China can strengthen Asia relations after TPP

By Ume Farwa Source:Global Times Published: 2016/12/11 20:13:39

Illustration: Liu Rui/GT

Illustration: Liu Rui/GT

America's foreign policy influence is decreasing. The reason behind this declining regional influence is structural, but it is also that US interests are changing. Its policies, with the rise of President-elect Donald Trump, are becoming over trenched. It is interesting to know what is shaping these emerging trends in US policies.

In his insightful book Hillbilly Elegy: A Memoir of a Family and Culture in Crisis, J.D. Vance identifies some of the forces behind Trump's victory, including the alienation and anger of America's white working class. This cohort believes its income has been stagnating, cities crumbling and dreams vanishing. This important chunk of the American population is in crisis. It thinks the country has been doing poorly on the domestic front because it has been abandoning its people for some "good-for-nothing" issues overseas.

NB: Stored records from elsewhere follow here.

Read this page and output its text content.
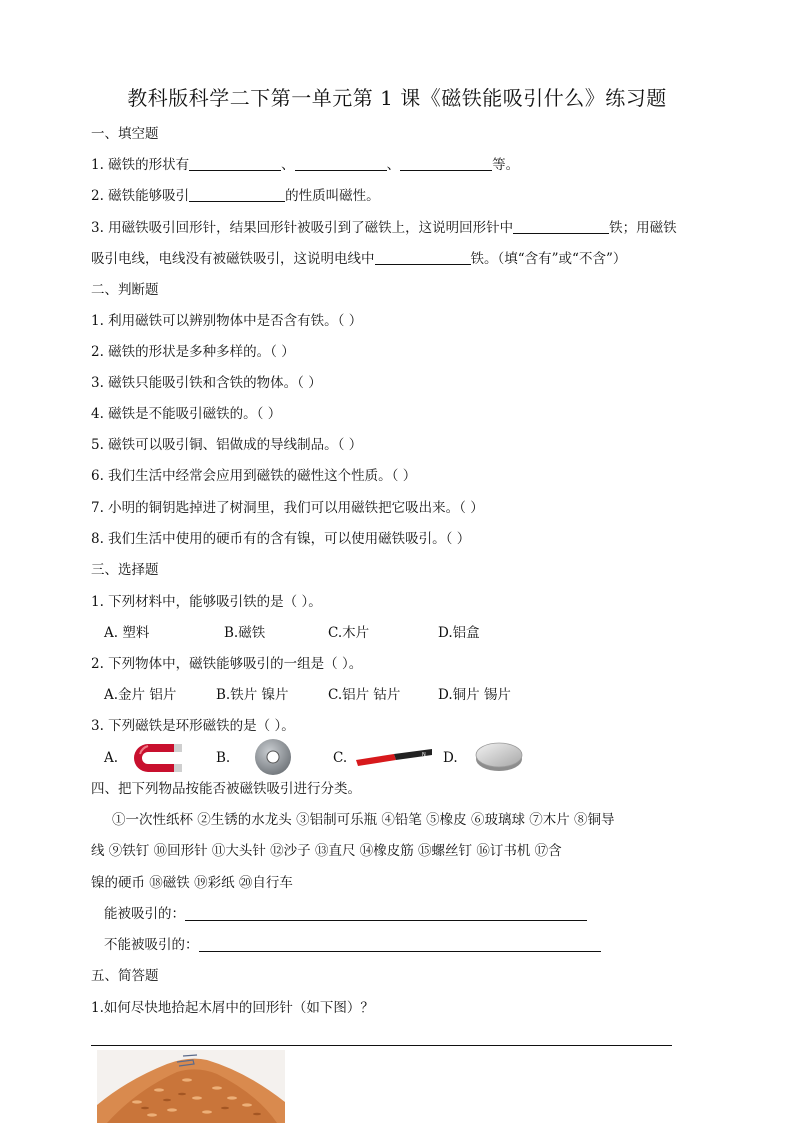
教科版科学二下第一单元第 1 课《磁铁能吸引什么》练习题
一、填空题
1. 磁铁的形状有	、	、	等。
2. 磁铁能够吸引	的性质叫磁性。
3. 用磁铁吸引回形针，结果回形针被吸引到了磁铁上，这说明回形针中	铁；用磁铁
吸引电线，电线没有被磁铁吸引，这说明电线中	铁。（填“含有”或“不含”）
二、判断题
1. 利用磁铁可以辨别物体中是否含有铁。（ ）
2. 磁铁的形状是多种多样的。（ ）
3. 磁铁只能吸引铁和含铁的物体。（ ）
4. 磁铁是不能吸引磁铁的。（ ）
5. 磁铁可以吸引铜、铝做成的导线制品。（ ）
6. 我们生活中经常会应用到磁铁的磁性这个性质。（ ）
7. 小明的铜钥匙掉进了树洞里，我们可以用磁铁把它吸出来。（ ）
8. 我们生活中使用的硬币有的含有镍，可以使用磁铁吸引。（ ）
三、选择题
1. 下列材料中，能够吸引铁的是（ ）。
A. 塑料	B.磁铁	C.木片	D.铝盒
2. 下列物体中，磁铁能够吸引的一组是（ ）。
A.金片 铝片	B.铁片 镍片	C.铝片 钴片	D.铜片 锡片
3. 下列磁铁是环形磁铁的是（ ）。
A.	B.	C.	N D.
四、把下列物品按能否被磁铁吸引进行分类。
①一次性纸杯 ②生锈的水龙头 ③铝制可乐瓶 ④铅笔 ⑤橡皮 ⑥玻璃球 ⑦木片 ⑧铜导
线 ⑨铁钉 ⑩回形针 ⑪大头针 ⑫沙子 ⑬直尺 ⑭橡皮筋 ⑮螺丝钉 ⑯订书机 ⑰含
镍的硬币 ⑱磁铁 ⑲彩纸 ⑳自行车
能被吸引的：
不能被吸引的：
五、简答题
1.如何尽快地拾起木屑中的回形针（如下图）？
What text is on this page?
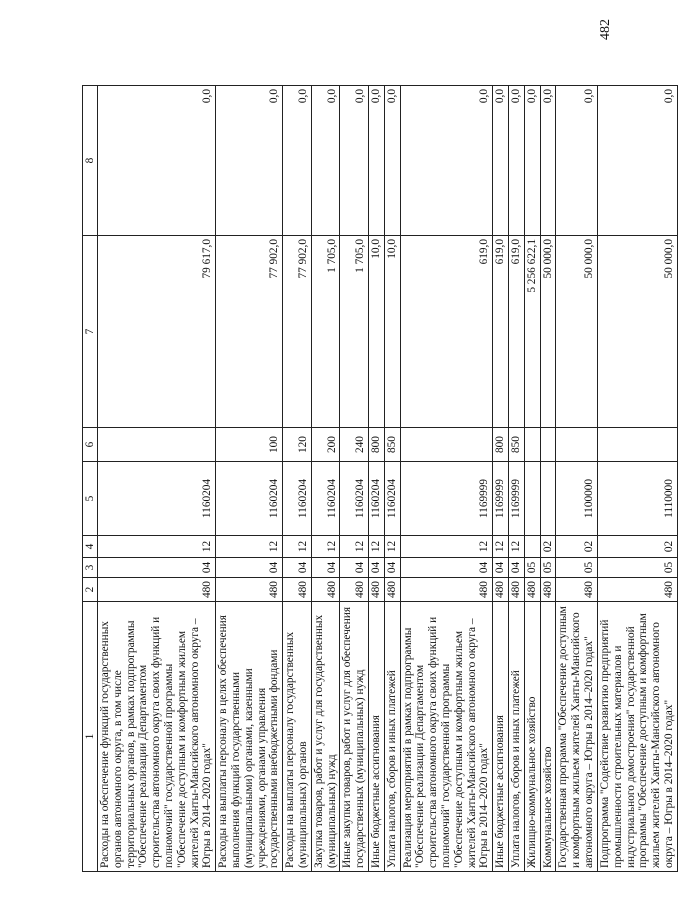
482
1	2	3	4	5	6	7	8
Расходы на обеспечение функций государственных органов автономного округа, в том числе территориальных органов, в рамках подпрограммы "Обеспечение реализации Департаментом строительства автономного округа своих функций и полномочий" государственной программы "Обеспечение доступным и комфортным жильем жителей Ханты-Мансийского автономного округа – Югры в 2014–2020 годах"	480	04	12	1160204		79 617,0	0,0
Расходы на выплаты персоналу в целях обеспечения выполнения функций государственными (муниципальными) органами, казенными учреждениями, органами управления государственными внебюджетными фондами	480	04	12	1160204	100	77 902,0	0,0
Расходы на выплаты персоналу государственных (муниципальных) органов	480	04	12	1160204	120	77 902,0	0,0
Закупка товаров, работ и услуг для государственных (муниципальных) нужд	480	04	12	1160204	200	1 705,0	0,0
Иные закупки товаров, работ и услуг для обеспечения государственных (муниципальных) нужд	480	04	12	1160204	240	1 705,0	0,0
Иные бюджетные ассигнования	480	04	12	1160204	800	10,0	0,0
Уплата налогов, сборов и иных платежей	480	04	12	1160204	850	10,0	0,0
Реализация мероприятий в рамках подпрограммы "Обеспечение реализации Департаментом строительства автономного округа своих функций и полномочий" государственной программы "Обеспечение доступным и комфортным жильем жителей Ханты-Мансийского автономного округа – Югры в 2014–2020 годах"	480	04	12	1169999		619,0	0,0
Иные бюджетные ассигнования	480	04	12	1169999	800	619,0	0,0
Уплата налогов, сборов и иных платежей	480	04	12	1169999	850	619,0	0,0
Жилищно-коммунальное хозяйство	480	05				5 256 622,1	0,0
Коммунальное хозяйство	480	05	02			50 000,0	0,0
Государственная программа "Обеспечение доступным и комфортным жильем жителей Ханты-Мансийского автономного округа – Югры в 2014–2020 годах"	480	05	02	1100000		50 000,0	0,0
Подпрограмма "Содействие развитию предприятий промышленности строительных материалов и индустриального домостроения" государственной программы "Обеспечение доступным и комфортным жильем жителей Ханты-Мансийского автономного округа – Югры в 2014–2020 годах"	480	05	02	1110000		50 000,0	0,0
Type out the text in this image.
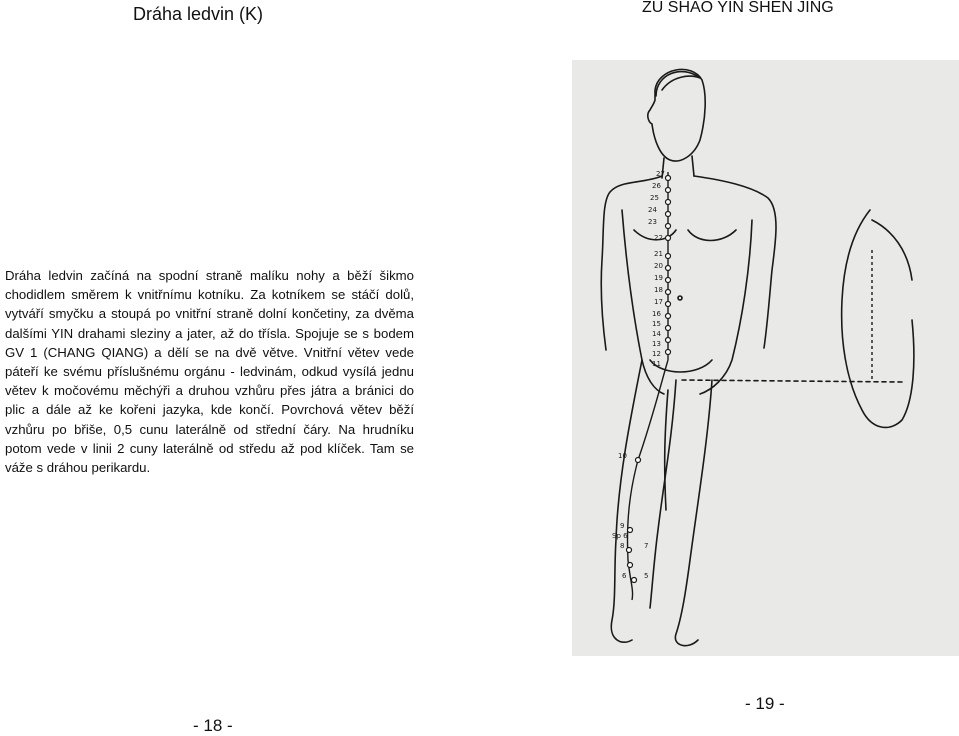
Dráha ledvin (K)	ZU SHAO YIN SHEN JING

Dráha ledvin začíná na spodní straně malíku nohy a běží šikmo chodidlem směrem k vnitřnímu kotníku. Za kotníkem se stáčí dolů, vytváří smyčku a stoupá po vnitřní straně dolní končetiny, za dvěma dalšími YIN drahami sleziny a jater, až do třísla. Spojuje se s bodem GV 1 (CHANG QIANG) a dělí se na dvě větve. Vnitřní větev vede páteří ke svému příslušnému orgánu - ledvinám, odkud vysílá jednu větev k močovému měchýři a druhou vzhůru přes játra a bránici do plic a dále až ke kořeni jazyka, kde končí. Povrchová větev běží vzhůru po břiše, 0,5 cunu laterálně od střední čáry. Na hrudníku potom vede v linii 2 cuny laterálně od středu až pod klíček. Tam se váže s dráhou perikardu.

27
26
25
24
23
22
21
20
19
18
17
16
15
14
13
12
11
10
9
8	7
6	5
Sp 6
- 18 -
- 19 -
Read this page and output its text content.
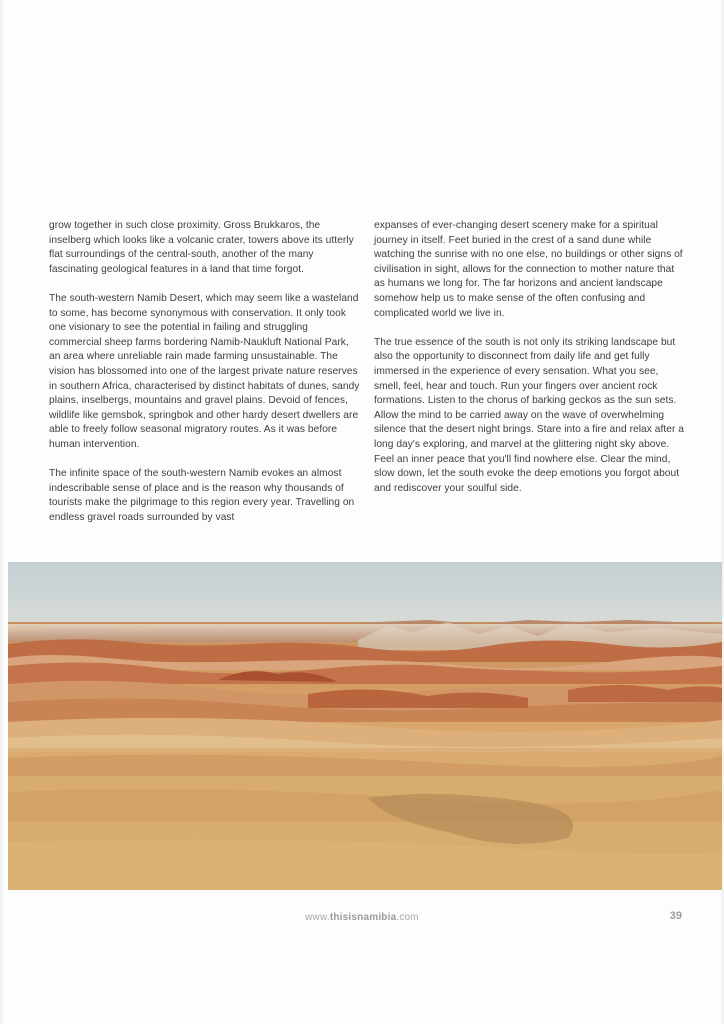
grow together in such close proximity. Gross Brukkaros, the inselberg which looks like a volcanic crater, towers above its utterly flat surroundings of the central-south, another of the many fascinating geological features in a land that time forgot.

The south-western Namib Desert, which may seem like a wasteland to some, has become synonymous with conservation. It only took one visionary to see the potential in failing and struggling commercial sheep farms bordering Namib-Naukluft National Park, an area where unreliable rain made farming unsustainable. The vision has blossomed into one of the largest private nature reserves in southern Africa, characterised by distinct habitats of dunes, sandy plains, inselbergs, mountains and gravel plains. Devoid of fences, wildlife like gemsbok, springbok and other hardy desert dwellers are able to freely follow seasonal migratory routes. As it was before human intervention.

The infinite space of the south-western Namib evokes an almost indescribable sense of place and is the reason why thousands of tourists make the pilgrimage to this region every year. Travelling on endless gravel roads surrounded by vast

expanses of ever-changing desert scenery make for a spiritual journey in itself. Feet buried in the crest of a sand dune while watching the sunrise with no one else, no buildings or other signs of civilisation in sight, allows for the connection to mother nature that as humans we long for. The far horizons and ancient landscape somehow help us to make sense of the often confusing and complicated world we live in.

The true essence of the south is not only its striking landscape but also the opportunity to disconnect from daily life and get fully immersed in the experience of every sensation. What you see, smell, feel, hear and touch. Run your fingers over ancient rock formations. Listen to the chorus of barking geckos as the sun sets. Allow the mind to be carried away on the wave of overwhelming silence that the desert night brings. Stare into a fire and relax after a long day's exploring, and marvel at the glittering night sky above. Feel an inner peace that you'll find nowhere else. Clear the mind, slow down, let the south evoke the deep emotions you forgot about and rediscover your soulful side.

www.thisisnamibia.com	39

This cultural crisis in the US is the driving force behind its emerging policies, which is likely to put it in danger of losing the Asia-pacific region. On the sidelines of the UN General Assembly in September, Shinzo Abe talked to Clinton about the Trans-Pacific Partnership (TPP). She was well-articulated but a befuddled Abe remained unconvinced.

Lee Hsein Loong, Prime Minister of Singapore, also felt the reflection of this crisis in his discussion with American diplomats. In an interview with Time magazine, Lee said Americans are preoccupied with jobs, upset about globalization, so they say, "How about turning inwards?" Americans feel, at least for now, they don't need the rest of the world anymore, but rather must focus on themselves only.

Lee questioned the US credibility saying, "How can anybody (in the region) believe in you anymore?" America's most important regional allies, Australia, Japan and South Korea, are also worried over this negative development. US credibility is, indeed, at stake in the region. The Philippines President has already parted ways with the US and befriended China. With no TPP in the offing, the US seems to be in a danger of losing the region. Trump's inflammatory rhetoric about treating its allies as America's clients has done much damage to US influence in the region. 

The US has maintained its relationship with the region both on economic and security terms. Interestingly, its economic engagement within the region has been contingent upon its security arrangements. On the other hand, Beijing's engagement has been economy and development oriented. As the US is busy fixing its domestic issues, it leaves a vacuum in the region. 

China has many advantages over the US. The first advantage is its geographic proximity with the countries. To promote regional cooperation, it has facilitated transportation network in the region and turned Guangxi and Yunnan into interfaces with ASEAN countries.

China's infrastructure development projects in the neighboring countries are a means to building a Beijing-led network of regional connectivity. In this regard, China's "One Belt, One Road" Initiative and Yunan Province's strategy of "eight entries and four exits (ba rujing, si chujing)" is a step in the right direction. 

Second, China's economic rise exerts a strong pull on the regional countries, particularly ASEAN countries. From component manufacturing in Malaysia to banking in Singapore and copper mining in Myanmar, it is opening up new avenues for regional cooperation.

Third, being an important source of capital and a manufacturing hub, it has the potential to buoy the economy of the region. Yet it needs to invest more as it is not a major trading partner of ASEAN - it contributed only 7 percent to ASEAN's total FDI inflows in 2014. The Regional Comprehensive Economic Partnership (RCEP) also adds more to the advantages China has over the US. RCEP is region-oriented and China-led initiatives which will build a web of FTAs among its member countries.

The US is short on capability and willpower to sustain its dominance in regional affairs. Outgoing President Barack Obama's pivot to the Asia Pacific has lost its relevance for US policy makers. This gradual slip of the US on regional affairs has created an opportunity for China to further its economic engagement with the regional states.

China is becoming a hub of regional economic affairs. The regional states' dependence on China is increasing as they are bandwagoning rather than balancing against China's economic emergence, despite all the Western "charm offensive" propaganda.

The author is a research fellow in the Institute of Strategic Studies Islamabad (ISSI) and sub-editor of ISSI quarterly journal.